Warnings: Spoilers for The Dangers in My Heart episode 5The dark romance series The Dangers In My Heart is defying gender stereotypes by having the girl in a certain relationship play specific roles usually assigned to the guy while the same boy is put in situations that normally girls find themselves in.
The anime currently simulcasting on HiDive is an adaptation of The Dangers In My Heart manga by Norio Sakurai. The anime’s fifth episode first sees bubbly and popular girl Anna leverage her height advantage over aspiring murderer and macabre-enthusiast Kyotaro by using her arms as an umbrella to shield him from the rain. Later, she grabs his wrist and pulls the shocked boy in the direction of a manga display she rightfully concludes he would like to visit. And, finally, Anna uses her arm to brace herself against an elevator wall when she gets accidentally shoved into Kyotaro.
Dangers In My Heart Darkly Reinvents Romance Anime
Although none of these situations bear any resemblance to dark subject, the core of The Dangers In My Heart is unsettling. Kyotaro isn’t just an avid enthusiast of the macabre but fantasizes about doing horrible things to his classmates, impulses that he hasn’t acted on. The original appeal of the series was watching Kyotaro struggle with wanting to harm Anna and his romantic feelings for her. Seeing him spy on Anna and commentate her actions was deeply disturbing as a result. But now, as Kyotaro comes to terms with his emotions and eventually embraces them, his character is endearing. The result is a subversion of romance anime’s worst tropes.
In this particular genre, girls are normally submissive and, because of their smaller stature, are often swept away by the strong, masculine boy. But Kyotaro is quite short and frail, especially in comparison to the tall and athletic Anna. The scene where she drags Kyotaro around is a reinterpretation when the guy usually decides to assert his dominance like many of the cutest moments in Don’t Toy With Me, Miss Neagatoro. But in The Dangers In My Heart, Anna is using her height and strength to drag Kyotaro to a manga display that he was too shy to visit himself. The fact that Anna has to push her classmates out of the way and say out loud that Kyotaro can’t see over them naturally places him in a more submissive position instead of the girl.

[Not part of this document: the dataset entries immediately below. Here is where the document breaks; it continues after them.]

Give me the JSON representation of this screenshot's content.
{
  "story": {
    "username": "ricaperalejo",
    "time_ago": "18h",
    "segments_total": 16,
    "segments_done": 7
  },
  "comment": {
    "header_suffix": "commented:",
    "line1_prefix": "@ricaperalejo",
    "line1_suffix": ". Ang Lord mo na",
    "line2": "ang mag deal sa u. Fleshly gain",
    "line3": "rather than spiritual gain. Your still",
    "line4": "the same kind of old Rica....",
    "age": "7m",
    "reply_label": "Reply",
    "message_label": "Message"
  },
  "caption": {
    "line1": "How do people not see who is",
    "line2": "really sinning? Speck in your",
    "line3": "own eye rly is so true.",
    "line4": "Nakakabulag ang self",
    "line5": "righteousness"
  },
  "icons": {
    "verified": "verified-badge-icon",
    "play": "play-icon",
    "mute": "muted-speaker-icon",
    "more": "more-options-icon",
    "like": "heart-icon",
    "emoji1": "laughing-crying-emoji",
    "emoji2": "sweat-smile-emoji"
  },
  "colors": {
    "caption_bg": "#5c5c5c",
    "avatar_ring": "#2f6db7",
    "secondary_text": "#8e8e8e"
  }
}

Dangers in My Heart Reverses Classic Anime Tropes
The aforementioned elevator scene is undoubtedly the episode’s most impressive subversion of a popular trope in romance anime. It’s so well known that it was even recently satirized in A Galaxy Next Door when the series’ guy and girl act out the infamous situation themselves to explore their connection. In these instances, the guy normally asserts himself over the girl by backing her against a wall and leaning in. But a key gesture involves bracing himself against said wall with one of his arms, startling the girl. In The Dangers in My Heart, the girl is not only assuming the position instead of the guy, but does so involuntarily because someone else knocked into her. It’s a double inversion on a classic scene that still refreshingly makes the girl more dominant. Kyotaro is, in turn, trapped and forced to adapt in any way he can until Anna snaps out of it. The Dangers in My Heart might explore the surface of very dark subject matter, but the anime is more innovative in how it handles stereotypical and oftentimes unfortunate romance tropes.
The Dangers in My Heart is simulcasting on HiDive.